Suns’ season starts off uneasy, just like Deandre Ayton’s contract situation
Lit City™ can wait. One game into a new season and the Suns have more losses than the Cardinals.
It’s irrefutable proof that nothing stays the same in the NBA.
The Suns fell to the Nuggets 110-98 on Wednesday, a game when nothing seemed easy and nothing seemed special about the returning NBA bridesmaids. That was surprising and disappointing.
Entering a new season, the Suns ranked No. 1 among NBA teams in continuity. Their returning players accounted for 87% of minutes played in the previous season. They seemed primed for an electrifying start.
Except there are serious adjustments to that calculus. There is Landry Shamet, a sharpshooter so beloved by head coach Monty Williams that he earned a $43 million contract extension before ever playing a game in Phoenix. There was the addition of JaVale McGee, who fills a void while feeding the elephant in the room.
Welcome to a new year in Phoenix, when Deandre Ayton’s contract status is an ongoing part of every narrative, one that’s not going to change anytime soon. And that’s a shame.
I believe the Suns should’ve given Ayton the maximum contract extension. So do many NBA executives across the league. Others are astounded that owner Robert Sarver would have the conviction to spit in the face of his own reputation just when things were going so well. But none of us understand Ayton and his work ethic like the Suns, a team that needed 2.5 years and the addition of a sharp-tongued leader to get the necessary force and engagement from a player now asking for $172 million before appearing in his first All-Star game.
I also believe Chris Paul signed off on the controversial strategy. Before the NBA Finals, a gushing Paul vowed to “get Ayton a bag.” Yet before Wednesday’s game, Paul took a hardline stance, telling Ayton to control what he can control. His turnaround was so dramatic that it earned criticism from former pro Kendrick Perkins, who said Paul’s priorities seemed to change as soon as the Suns point guard filled up his own bag.

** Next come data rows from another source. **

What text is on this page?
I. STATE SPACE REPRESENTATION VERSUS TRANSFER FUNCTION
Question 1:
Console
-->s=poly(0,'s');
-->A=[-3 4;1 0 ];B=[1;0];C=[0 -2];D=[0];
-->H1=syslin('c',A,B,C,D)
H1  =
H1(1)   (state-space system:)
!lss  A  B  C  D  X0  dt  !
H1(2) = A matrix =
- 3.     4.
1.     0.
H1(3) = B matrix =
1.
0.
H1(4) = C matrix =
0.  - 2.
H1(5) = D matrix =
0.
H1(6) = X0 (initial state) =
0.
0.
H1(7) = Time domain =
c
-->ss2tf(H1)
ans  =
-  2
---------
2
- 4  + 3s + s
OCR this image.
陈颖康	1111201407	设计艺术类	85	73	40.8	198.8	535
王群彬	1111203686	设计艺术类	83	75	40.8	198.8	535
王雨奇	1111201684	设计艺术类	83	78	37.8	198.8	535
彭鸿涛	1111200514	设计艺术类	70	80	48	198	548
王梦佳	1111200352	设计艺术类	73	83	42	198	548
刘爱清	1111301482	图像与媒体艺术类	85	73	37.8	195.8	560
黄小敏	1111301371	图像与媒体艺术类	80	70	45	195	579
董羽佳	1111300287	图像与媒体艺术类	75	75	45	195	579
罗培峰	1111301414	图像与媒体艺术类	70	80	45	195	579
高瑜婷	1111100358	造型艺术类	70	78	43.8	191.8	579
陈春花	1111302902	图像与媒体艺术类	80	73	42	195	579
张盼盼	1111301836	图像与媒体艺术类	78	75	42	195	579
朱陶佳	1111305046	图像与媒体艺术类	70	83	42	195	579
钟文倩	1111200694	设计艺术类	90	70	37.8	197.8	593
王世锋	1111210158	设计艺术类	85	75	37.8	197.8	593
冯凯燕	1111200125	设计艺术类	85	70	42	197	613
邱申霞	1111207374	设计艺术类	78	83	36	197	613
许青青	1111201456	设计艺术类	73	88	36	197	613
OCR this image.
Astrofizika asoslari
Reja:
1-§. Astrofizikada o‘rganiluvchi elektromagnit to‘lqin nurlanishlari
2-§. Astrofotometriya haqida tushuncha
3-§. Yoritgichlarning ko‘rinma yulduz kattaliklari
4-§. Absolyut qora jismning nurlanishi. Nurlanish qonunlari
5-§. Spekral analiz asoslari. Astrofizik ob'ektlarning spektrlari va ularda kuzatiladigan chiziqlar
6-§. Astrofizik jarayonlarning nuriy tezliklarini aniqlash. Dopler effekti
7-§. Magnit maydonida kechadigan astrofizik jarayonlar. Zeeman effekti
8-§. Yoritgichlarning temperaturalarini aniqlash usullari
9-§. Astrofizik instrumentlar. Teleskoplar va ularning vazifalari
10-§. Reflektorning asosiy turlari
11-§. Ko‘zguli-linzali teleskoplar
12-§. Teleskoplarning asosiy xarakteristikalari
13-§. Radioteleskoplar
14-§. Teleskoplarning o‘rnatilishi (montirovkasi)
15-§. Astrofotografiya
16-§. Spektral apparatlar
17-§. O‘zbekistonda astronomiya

That’s not Paul’s style. But his mindset might’ve been altered during the NBA Finals, when Ayton hit the wall trying to defend the superhero named Giannis, when the Suns squandered a 2-0 Finals lead that left Paul without a ring on his Hall of Fame career.
Paul’s voice echoes loudly in this organization. If he felt it necessary to reward Ayton before his fourth professional season, he could’ve made the deal happen. He chose a different route, showing no signs of unhappiness with the organization. Which is telling.
The Suns are playing with fire. They are also banking that Ayton’s unhappiness will not turn him into Ben Simmons; that he respects and loves his teammates too much to sabotage a second championship run; that the presence of backup JaVale McGee will prevent any sulking, which could lead to a serious loss of playing time; that Monty Williams is the perfect coach to help Ayton navigate his feelings of betrayal; and that Ayton will find the requisite professionalism in the wake of personal disappointment.
After all, he will have already earned $40 million after this season, partly because the Suns thought highly enough of him to draft him No. 1 overall. And in a worst-case scenario, Ayton’s postseason performance and his contractual status make him very tradeable.
But it’s the perspective and not the money that matters. Ayton now believes that others seem to value him more than his own bosses, despite the sacrifices he made last season and the quantum leaps he took in the postseason.
Either way, this is will be a lingering shadow all season long, resurfacing and distracting after games when Ayton utterly dominates and in games when Ayton curiously struggles.
“Well, I’m hoping he’s pissed off about not getting a contract extension,” Nuggets coach Michael Malone told reporters before Wednesday’s game.
This is why the next three years will be extremely important to Sarver’s legacy. The Suns couldn’t break through with Charles Barkley, and the real shame wasn’t losing all three home games and the NBA Finals to Michael Jordan’s Bulls in 1993. It was failing to win a title after Jordan retired. Same with Steve Nash’s Suns, a team that sparked a revolution and changed the NBA forever yet failed to reach the NBA Finals.
This group must be the one that defies disappointment because they will not be denied. This group must find a way to push a 53-year old franchise across the finish line and into the winner’s circle.
Either way, buckle up. It’s about to get crazy around here.